James Harris

No. 44
- Position:: Linebacker, fullback

Personal information
- Born:: June 2, 1982 (age 43) Albany, Georgia, U.S.
- Height:: 6 ft 1 in (1.85 m)
- Weight:: 260 lb (118 kg)

Career information
- High school:: Thomson (Thomson, Georgia)
- College:: Albany State
- NFL draft:: 2006: undrafted

Career history
- South Georgia Wildcats (2006–2008); Bossier-Shreveport Battle Wings (2009); Albany Panthers (2010); New Orleans VooDoo (2011);

Career highlights and awards
- American Conference All-af2 First Team (2008);

Career Arena League statistics
- Tackles:: 33
- Sacks:: 4.0
- Rushes:: 7
- Yards:: 19
- Touchdowns:: 1
- Stats at ArenaFan.com

= James Harris (linebacker) =

American football player (born 1982)

James Harris (born June 2, 1982) is an American former professional arena football player who was a fullback/linebacker.

==Early life==
The son of Ronnie and Bertha Harris, James attended Thomson High School in Thomson, Georgia, where he lettered twice in two season of football.

==College career==
Harris continued his athletic career at Albany State University, where he lettered three seasons and led the team in tackles and sacks his sophomore, junior and senior seasons.

==Professional career==

===South Georgia Wildcats===
Started professional playing career with the South Georgia Wildcats of AF2 in 2006. He played the 2007 and 2008 season under VooDoo head football coach Derek Stingley. Harris was named to the All-AF2 team in 2008.

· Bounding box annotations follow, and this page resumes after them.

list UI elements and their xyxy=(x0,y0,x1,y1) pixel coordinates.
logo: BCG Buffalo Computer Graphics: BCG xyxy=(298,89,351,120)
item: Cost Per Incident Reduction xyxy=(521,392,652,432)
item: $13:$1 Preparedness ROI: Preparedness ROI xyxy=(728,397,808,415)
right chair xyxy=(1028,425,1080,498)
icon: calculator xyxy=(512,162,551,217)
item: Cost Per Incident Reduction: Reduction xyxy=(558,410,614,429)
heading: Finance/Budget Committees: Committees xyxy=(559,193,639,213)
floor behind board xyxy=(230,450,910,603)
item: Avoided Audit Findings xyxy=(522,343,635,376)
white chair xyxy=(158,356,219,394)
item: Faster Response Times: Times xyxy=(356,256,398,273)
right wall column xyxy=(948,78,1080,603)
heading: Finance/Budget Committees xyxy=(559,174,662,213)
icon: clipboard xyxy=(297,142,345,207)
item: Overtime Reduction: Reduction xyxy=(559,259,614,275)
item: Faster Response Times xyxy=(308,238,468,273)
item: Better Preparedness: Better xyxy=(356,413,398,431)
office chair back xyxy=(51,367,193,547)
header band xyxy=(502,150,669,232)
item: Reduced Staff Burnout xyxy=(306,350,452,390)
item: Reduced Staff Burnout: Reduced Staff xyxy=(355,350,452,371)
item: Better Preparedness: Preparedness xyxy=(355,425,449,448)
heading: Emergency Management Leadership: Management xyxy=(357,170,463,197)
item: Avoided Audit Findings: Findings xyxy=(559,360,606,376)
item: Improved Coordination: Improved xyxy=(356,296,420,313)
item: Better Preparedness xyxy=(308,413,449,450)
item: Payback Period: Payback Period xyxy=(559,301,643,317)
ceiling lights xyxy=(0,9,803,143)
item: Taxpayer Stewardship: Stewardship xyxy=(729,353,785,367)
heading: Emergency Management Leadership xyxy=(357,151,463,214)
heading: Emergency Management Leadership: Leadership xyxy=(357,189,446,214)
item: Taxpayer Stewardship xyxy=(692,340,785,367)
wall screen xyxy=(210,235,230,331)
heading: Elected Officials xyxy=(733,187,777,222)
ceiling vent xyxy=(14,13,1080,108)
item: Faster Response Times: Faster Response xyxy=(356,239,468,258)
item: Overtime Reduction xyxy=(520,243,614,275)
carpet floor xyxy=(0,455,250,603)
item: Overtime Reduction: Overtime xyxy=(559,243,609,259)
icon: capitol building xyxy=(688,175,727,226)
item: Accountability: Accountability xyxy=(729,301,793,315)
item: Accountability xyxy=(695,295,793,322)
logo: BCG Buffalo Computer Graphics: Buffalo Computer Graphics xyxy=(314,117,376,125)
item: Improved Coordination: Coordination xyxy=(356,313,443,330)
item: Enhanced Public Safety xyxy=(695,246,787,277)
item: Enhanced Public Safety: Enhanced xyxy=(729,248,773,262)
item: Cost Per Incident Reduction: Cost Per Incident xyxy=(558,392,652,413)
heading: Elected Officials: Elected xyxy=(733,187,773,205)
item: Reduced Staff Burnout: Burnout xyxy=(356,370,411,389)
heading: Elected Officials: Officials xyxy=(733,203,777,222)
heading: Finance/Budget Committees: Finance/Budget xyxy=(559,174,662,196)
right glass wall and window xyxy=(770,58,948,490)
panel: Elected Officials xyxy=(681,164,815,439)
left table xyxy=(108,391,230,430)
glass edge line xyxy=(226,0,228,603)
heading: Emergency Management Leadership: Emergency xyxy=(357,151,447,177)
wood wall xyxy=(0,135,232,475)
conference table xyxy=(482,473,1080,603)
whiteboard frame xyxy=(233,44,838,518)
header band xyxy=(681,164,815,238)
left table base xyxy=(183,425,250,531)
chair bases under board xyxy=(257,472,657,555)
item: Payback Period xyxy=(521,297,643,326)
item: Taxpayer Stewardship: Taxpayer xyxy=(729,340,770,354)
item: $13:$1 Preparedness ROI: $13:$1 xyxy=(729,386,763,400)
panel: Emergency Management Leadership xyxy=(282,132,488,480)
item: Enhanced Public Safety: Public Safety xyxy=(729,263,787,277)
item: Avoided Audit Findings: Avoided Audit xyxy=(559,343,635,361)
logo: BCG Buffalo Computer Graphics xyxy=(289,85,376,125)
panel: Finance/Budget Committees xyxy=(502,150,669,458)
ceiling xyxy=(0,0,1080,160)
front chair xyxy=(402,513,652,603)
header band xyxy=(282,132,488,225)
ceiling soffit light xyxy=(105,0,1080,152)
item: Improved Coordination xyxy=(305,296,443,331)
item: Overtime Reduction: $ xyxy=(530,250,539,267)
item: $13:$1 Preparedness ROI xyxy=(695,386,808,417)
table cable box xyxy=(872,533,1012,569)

===Bossier-Shreveport Battle Wings===
In 2009, Harris played with the Bossier-Shreveport Battle Wings, also of AF2.

===Albany Panthers===
Harris spent the 2010 season with the Albany Panthers of the Southern Indoor Football League. In only nine games for the Panthers, he led the team in sacks (6.5) and tackles for a loss (9.0)

===New Orleans VooDoo===
In 2011, Harris signed to play with the New Orleans VooDoo of the Arena Football League.